Analysis by the TUC has found that workers in Exeter will be among the worst affected in England when the £20 per week universal credit top-up ends on October 6.
The uplift, worth just over £1000 per year, was introduced as a temporary measure in March 2020 to help claimants cope with the financial disruption caused by the pandemic.
According to analysis published by the TUC, 42.1% of universal credit claimants in the South West were in work in May 2021, but earning low incomes which qualify them for the benefit.
In Exeter the figure was higher still, at 43.4%.
The analysis has highlighted the culture of low pay in the region. Even before the pandemic, the area with the lowest average wages in the UK was North Devon.
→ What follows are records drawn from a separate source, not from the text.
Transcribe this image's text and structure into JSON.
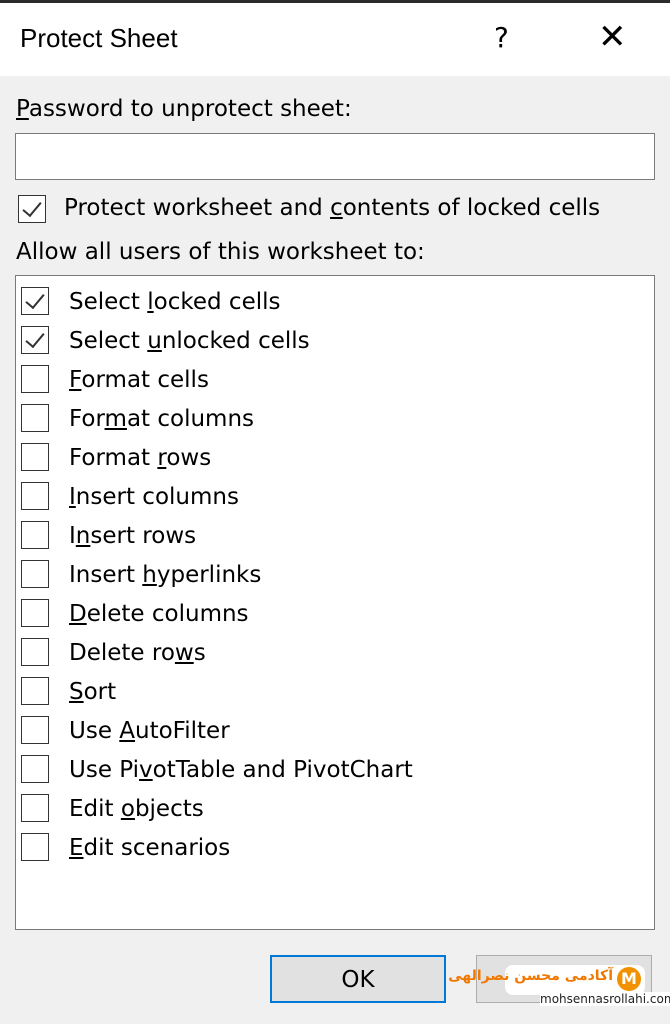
{
  "dialog": {
    "title": "Protect Sheet",
    "help": "?",
    "close": "✕"
  },
  "password": {
    "label": [
      "",
      "P",
      "assword to unprotect sheet:"
    ],
    "value": ""
  },
  "protect": {
    "label": [
      "Protect worksheet and ",
      "c",
      "ontents of locked cells"
    ],
    "checked": true
  },
  "allow_label": "Allow all users of this worksheet to:",
  "items": [
    {
      "parts": [
        "Select ",
        "l",
        "ocked cells"
      ],
      "checked": true
    },
    {
      "parts": [
        "Select ",
        "u",
        "nlocked cells"
      ],
      "checked": true
    },
    {
      "parts": [
        "",
        "F",
        "ormat cells"
      ],
      "checked": false
    },
    {
      "parts": [
        "For",
        "m",
        "at columns"
      ],
      "checked": false
    },
    {
      "parts": [
        "Format ",
        "r",
        "ows"
      ],
      "checked": false
    },
    {
      "parts": [
        "",
        "I",
        "nsert columns"
      ],
      "checked": false
    },
    {
      "parts": [
        "I",
        "n",
        "sert rows"
      ],
      "checked": false
    },
    {
      "parts": [
        "Insert ",
        "h",
        "yperlinks"
      ],
      "checked": false
    },
    {
      "parts": [
        "",
        "D",
        "elete columns"
      ],
      "checked": false
    },
    {
      "parts": [
        "Delete ro",
        "w",
        "s"
      ],
      "checked": false
    },
    {
      "parts": [
        "",
        "S",
        "ort"
      ],
      "checked": false
    },
    {
      "parts": [
        "Use ",
        "A",
        "utoFilter"
      ],
      "checked": false
    },
    {
      "parts": [
        "Use Pi",
        "v",
        "otTable and PivotChart"
      ],
      "checked": false
    },
    {
      "parts": [
        "Edit ",
        "o",
        "bjects"
      ],
      "checked": false
    },
    {
      "parts": [
        "",
        "E",
        "dit scenarios"
      ],
      "checked": false
    }
  ],
  "buttons": {
    "ok": "OK",
    "cancel": "Cancel"
  },
  "watermark": {
    "logo_text": "آکادمی محسن نصرالهی",
    "url": "mohsennasrollahi.com"
  },
  "colors": {
    "accent": "#0078d7",
    "logo": "#f29100"
  }
}
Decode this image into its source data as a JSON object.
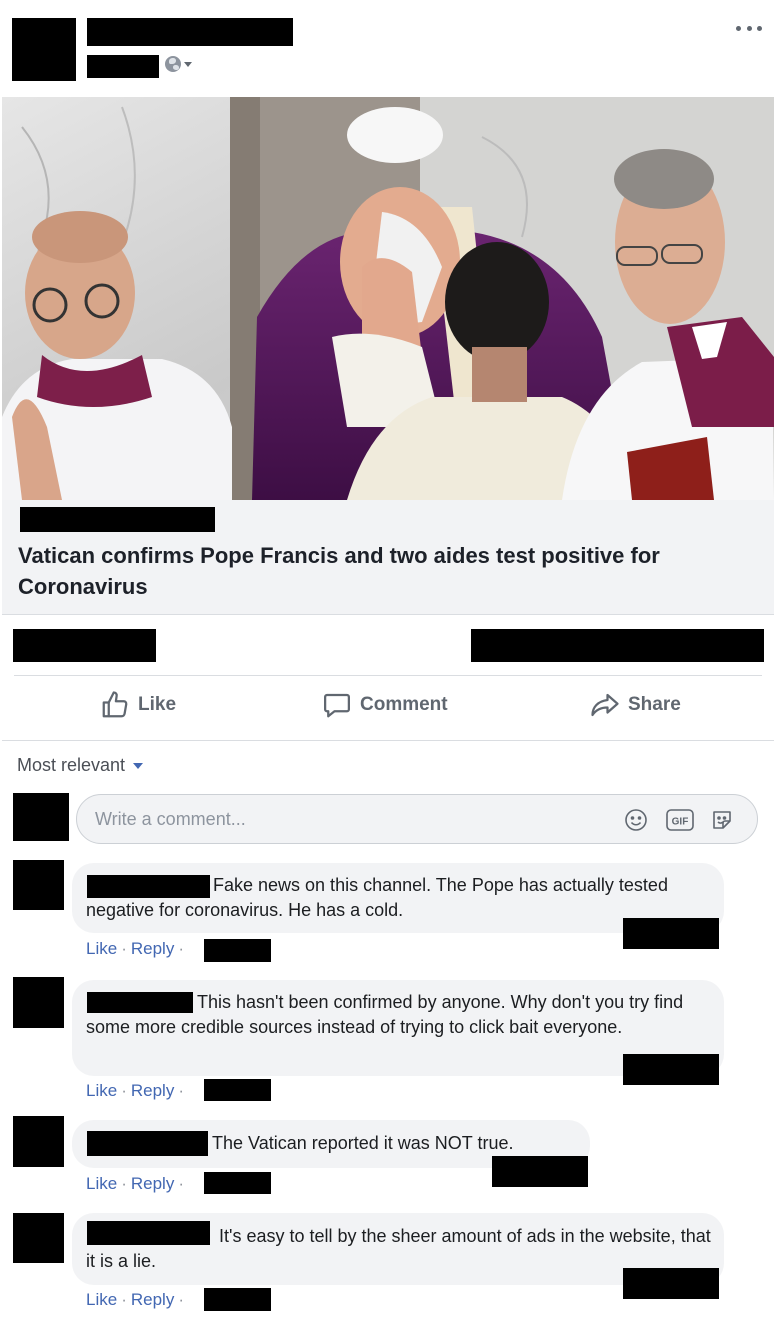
{
  "post": {
    "more_icon": "more-horizontal-icon",
    "privacy_icon": "globe-icon",
    "link_title": "Vatican confirms Pope Francis and two aides test positive for Coronavirus"
  },
  "actions": {
    "like": "Like",
    "comment": "Comment",
    "share": "Share"
  },
  "comments_section": {
    "sort_label": "Most relevant",
    "write_placeholder": "Write a comment...",
    "gif_label": "GIF"
  },
  "comments": [
    {
      "text": "Fake news on this channel. The Pope has actually tested negative for coronavirus. He has a cold.",
      "like": "Like",
      "reply": "Reply"
    },
    {
      "text": "This hasn't been confirmed by anyone. Why don't you try find some more credible sources instead of trying to click bait everyone.",
      "like": "Like",
      "reply": "Reply"
    },
    {
      "text": "The Vatican reported it was NOT true.",
      "like": "Like",
      "reply": "Reply"
    },
    {
      "text": "It's easy to tell by the sheer amount of ads in the website, that it is a lie.",
      "like": "Like",
      "reply": "Reply"
    }
  ],
  "colors": {
    "link_blue": "#4267b2",
    "action_gray": "#606770",
    "bubble_bg": "#f2f3f5"
  }
}
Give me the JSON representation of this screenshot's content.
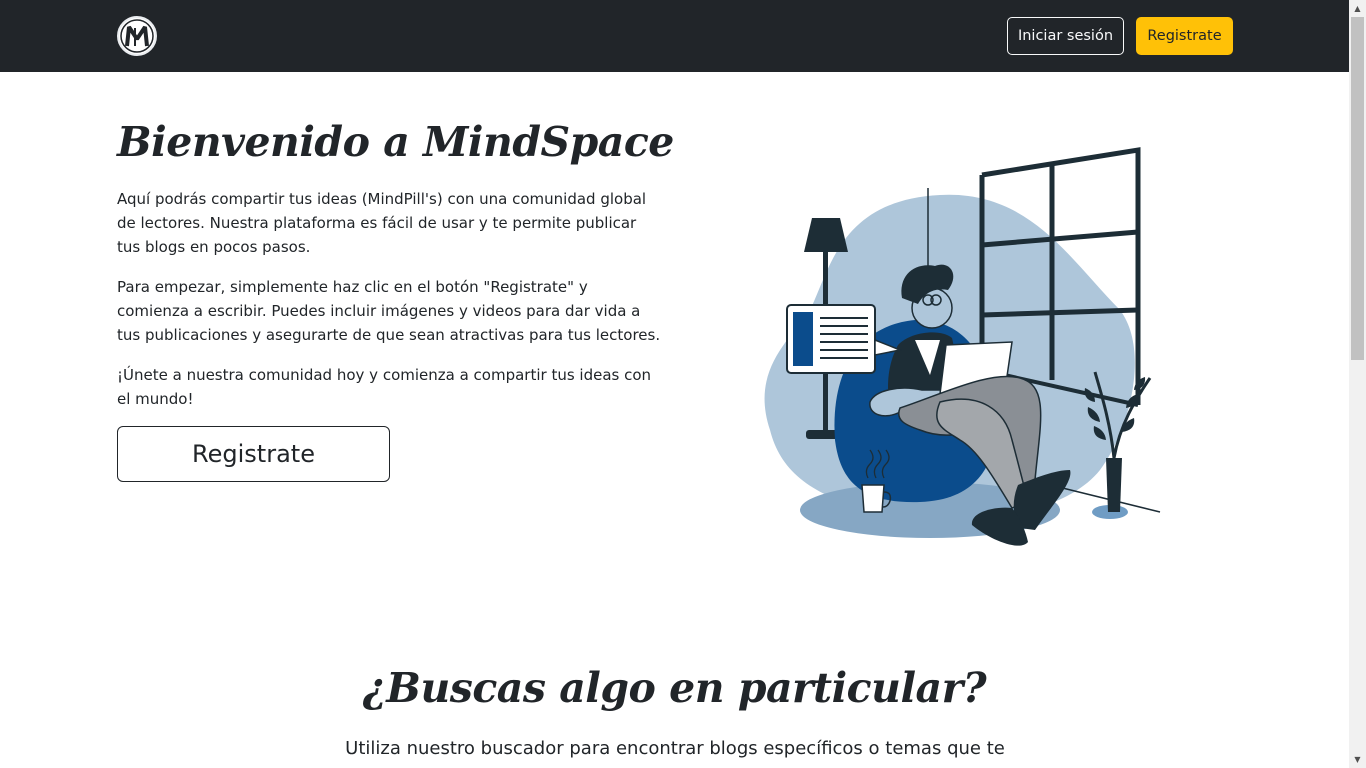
{
  "navbar": {
    "logo_alt": "MindSpace logo",
    "login_label": "Iniciar sesión",
    "register_label": "Registrate"
  },
  "hero": {
    "title": "Bienvenido a MindSpace",
    "paragraphs": [
      "Aquí podrás compartir tus ideas (MindPill's) con una comunidad global de lectores. Nuestra plataforma es fácil de usar y te permite publicar tus blogs en pocos pasos.",
      "Para empezar, simplemente haz clic en el botón \"Registrate\" y comienza a escribir. Puedes incluir imágenes y videos para dar vida a tus publicaciones y asegurarte de que sean atractivas para tus lectores.",
      "¡Únete a nuestra comunidad hoy y comienza a compartir tus ideas con el mundo!"
    ],
    "cta_label": "Registrate",
    "illustration_name": "person-reading-illustration"
  },
  "search_section": {
    "title": "¿Buscas algo en particular?",
    "description": "Utiliza nuestro buscador para encontrar blogs específicos o temas que te"
  },
  "colors": {
    "navbar_bg": "#212529",
    "accent_yellow": "#ffc107",
    "illustration_blue": "#0b4c8c",
    "illustration_light_blue": "#aec6da"
  }
}
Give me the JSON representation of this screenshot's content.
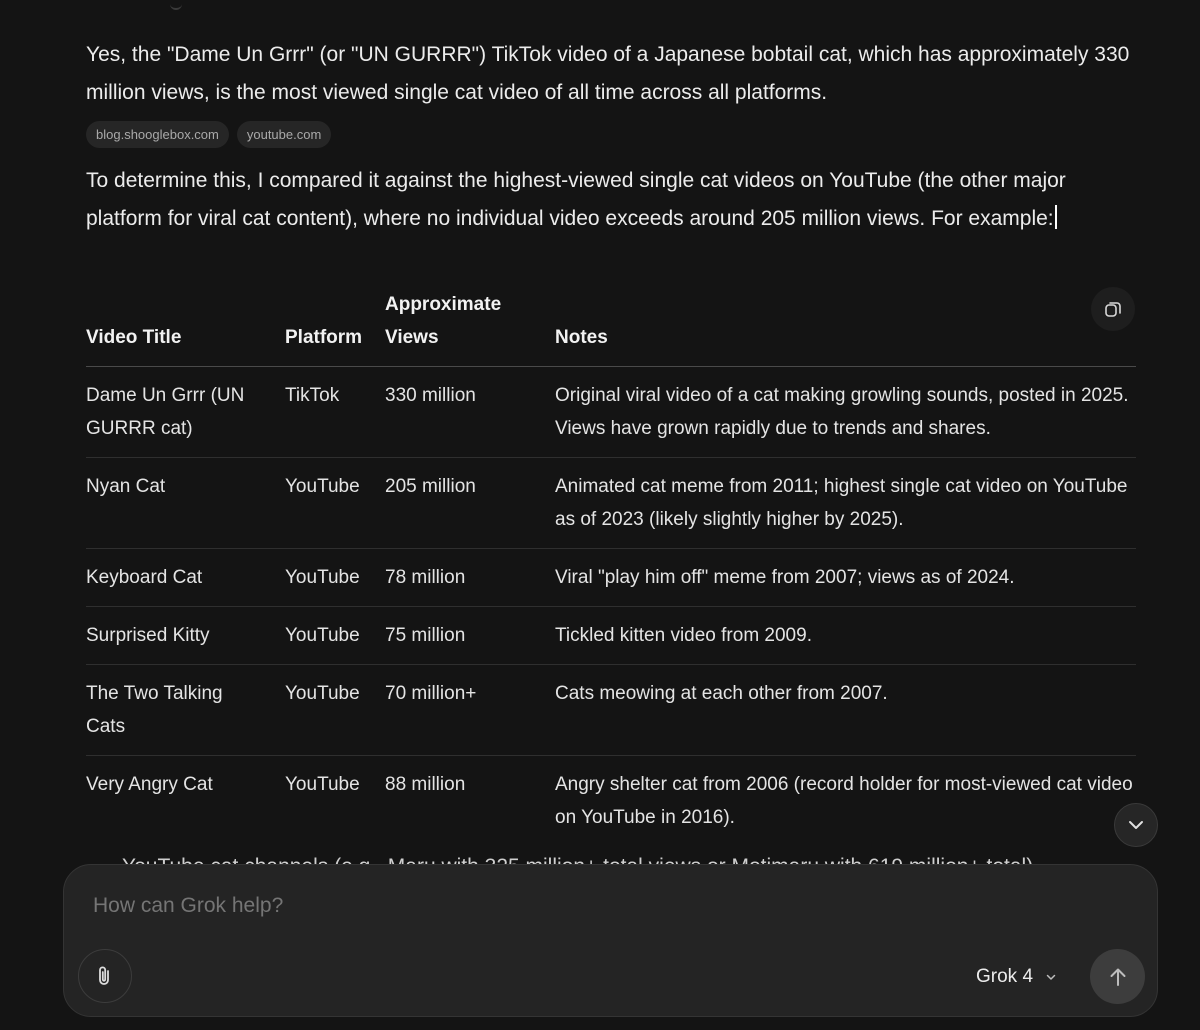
{
  "message": {
    "paragraph1": "Yes, the \"Dame Un Grrr\" (or \"UN GURRR\") TikTok video of a Japanese bobtail cat, which has approximately 330 million views, is the most viewed single cat video of all time across all platforms.",
    "sources": [
      "blog.shooglebox.com",
      "youtube.com"
    ],
    "paragraph2": "To determine this, I compared it against the highest-viewed single cat videos on YouTube (the other major platform for viral cat content), where no individual video exceeds around 205 million views. For example:",
    "table": {
      "headers": [
        "Video Title",
        "Platform",
        "Approximate Views",
        "Notes"
      ],
      "rows": [
        {
          "title": "Dame Un Grrr (UN GURRR cat)",
          "platform": "TikTok",
          "views": "330 million",
          "notes": "Original viral video of a cat making growling sounds, posted in 2025. Views have grown rapidly due to trends and shares."
        },
        {
          "title": "Nyan Cat",
          "platform": "YouTube",
          "views": "205 million",
          "notes": "Animated cat meme from 2011; highest single cat video on YouTube as of 2023 (likely slightly higher by 2025)."
        },
        {
          "title": "Keyboard Cat",
          "platform": "YouTube",
          "views": "78 million",
          "notes": "Viral \"play him off\" meme from 2007; views as of 2024."
        },
        {
          "title": "Surprised Kitty",
          "platform": "YouTube",
          "views": "75 million",
          "notes": "Tickled kitten video from 2009."
        },
        {
          "title": "The Two Talking Cats",
          "platform": "YouTube",
          "views": "70 million+",
          "notes": "Cats meowing at each other from 2007."
        },
        {
          "title": "Very Angry Cat",
          "platform": "YouTube",
          "views": "88 million",
          "notes": "Angry shelter cat from 2006 (record holder for most-viewed cat video on YouTube in 2016)."
        }
      ]
    },
    "partial_bullet": "YouTube cat channels (e.g., Maru with 325 million+ total views or Motimaru with 619 million+ total)"
  },
  "icons": {
    "copy": "copy-icon",
    "scroll": "chevron-down-icon",
    "attach": "paperclip-icon",
    "model_caret": "chevron-down-icon",
    "send": "arrow-up-icon"
  },
  "composer": {
    "placeholder": "How can Grok help?",
    "model": "Grok 4"
  }
}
The South West is heavily reliant on retail, hospitality and tourism for employment, sectors in which employees often have low-paid, insecure jobs which were significantly affected by the pandemic.
Emma Congreve of the University of Strathclyde’s Fraser of Allander Institute said the TUC’s findings revealed “a long-standing issue of low pay in sectors that have been particularly affected, meaning they are more likely to tip over the threshold into being able to claim universal credit.
“The pandemic has exposed a number of underlying inequalities in the labour market.”
Katie Schmuecker of Joseph Rowntree Foundation called the end of the uplift “the biggest overnight cut to the basic rate of social security since the Second World War”.
There have been renewed calls to make the £20 uplift permanent as its abolition approaches.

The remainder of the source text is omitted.